Texas health officials are coming under fire for yet another telemedicine proposal.
In a Feb. 10 letter to the Texas State Board of Examiners of Professional Counselors, the American Telemedicine Association criticizes proposed regulations that it says would limit residents’ access to mental health services and hamstring the state’s limited ranks of mental health providers.
The board is proposing that any “distance counseling” in the state be restricted to mental health professionals who live in Texas; in addition, any counseling done via telemedicine would only be allowed after the doctor and patient have met for a face-to-face intake session.
“(T)he board’s proposed draft could have more harmful implications for Texas clients seeking access to an already sparse mental health network,” ATA CEO Jonathan Linkous said in the letter. “Further, the regulations will require licensed Texas professional counselors to follow a separate standard of practice when using telehealth, resulting in two different standards of care for clients in the same state. With regard to clinical practice rules and ethical guidelines, we believe that, as much as possible, the practice of telehealth should not be regulated differently or held to a different standard than in-person care.”
The proposed rules bring to mind another state attempt to regulate telemedicine.
The Texas Medical Board is headed to a federal trial over its attempts to amend existing regulations on first-time telemedicine consults. The board’s effort to require a face-to-face meeting between a physician and a first-time patient before the physician can make certain diagnoses or prescribe medications met resistance from Teladoc, a Dallas-based telehealth provider that does some 70 percent of its business via telephone. Teladoc has won several skirmishes in court, and is now suing the board on antitrust charges.
In writing to the Board of Examiners, the ATA – which ranked Texas among the worst states in its recent state telemedicine report cards – noted that some 200 of the state’s 254 counties are designated as Mental Health Professional Shortage Areas.

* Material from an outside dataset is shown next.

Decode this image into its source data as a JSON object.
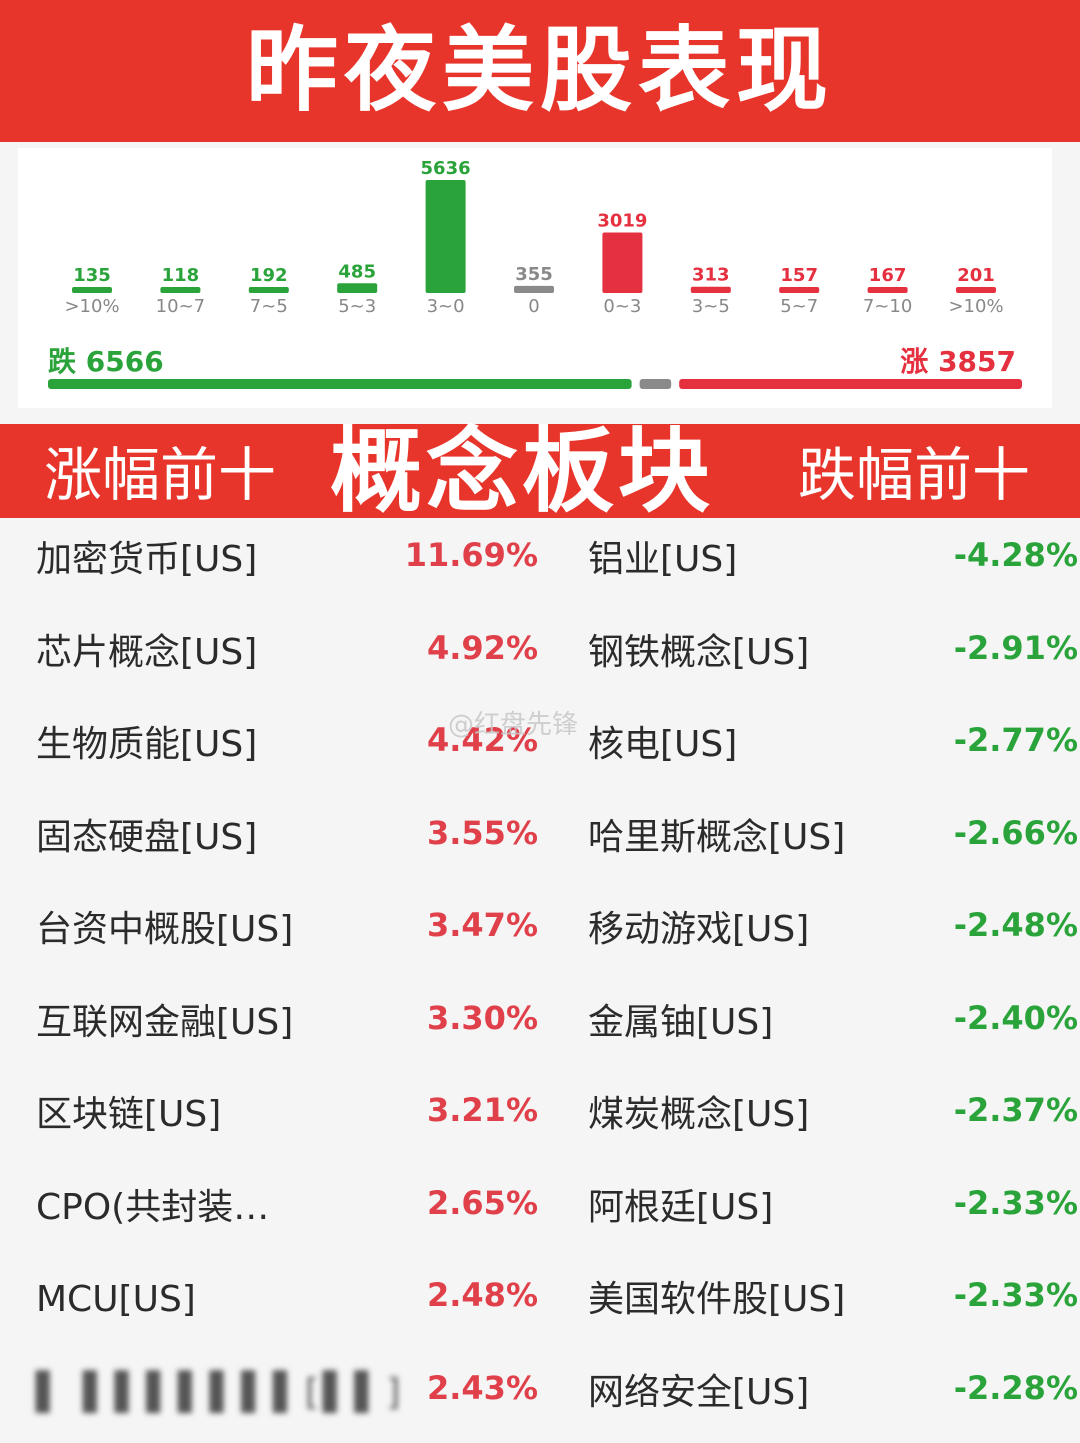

It also pointed out that a 2014 Texas Department of State Health Services report said telemental health services “may prove beneficial in increasing the geographic reach of the mental health workforce.”
It than called on the board to review and remove the proposed rules.
“All telemental or behavioral health encounters, whether conducted in-person or remotely, should be based on the provider’s clinical competence and professional decision making using sufficient, appropriate clinical and non-clinical information to provide the health service,” the ATA said. “Yet, the board’s proposal would enforce clinically unnecessary and ethically questionable standards and severely limit client access to mental health and behavioral healthcare.”
The ATA also argued that the proposed rules could open the board to a lawsuit similar to that faced by the Texas Medical Board. Citing a 2015 U.S. Supreme Court decision in North Carolina State Board of Dental Examiners vs. FTC, the organizattion suggested that state licensing boards that regulate telehealth differently than in-person services “are newly exposed to risk of federal lawsuit for anticompetitive actions.”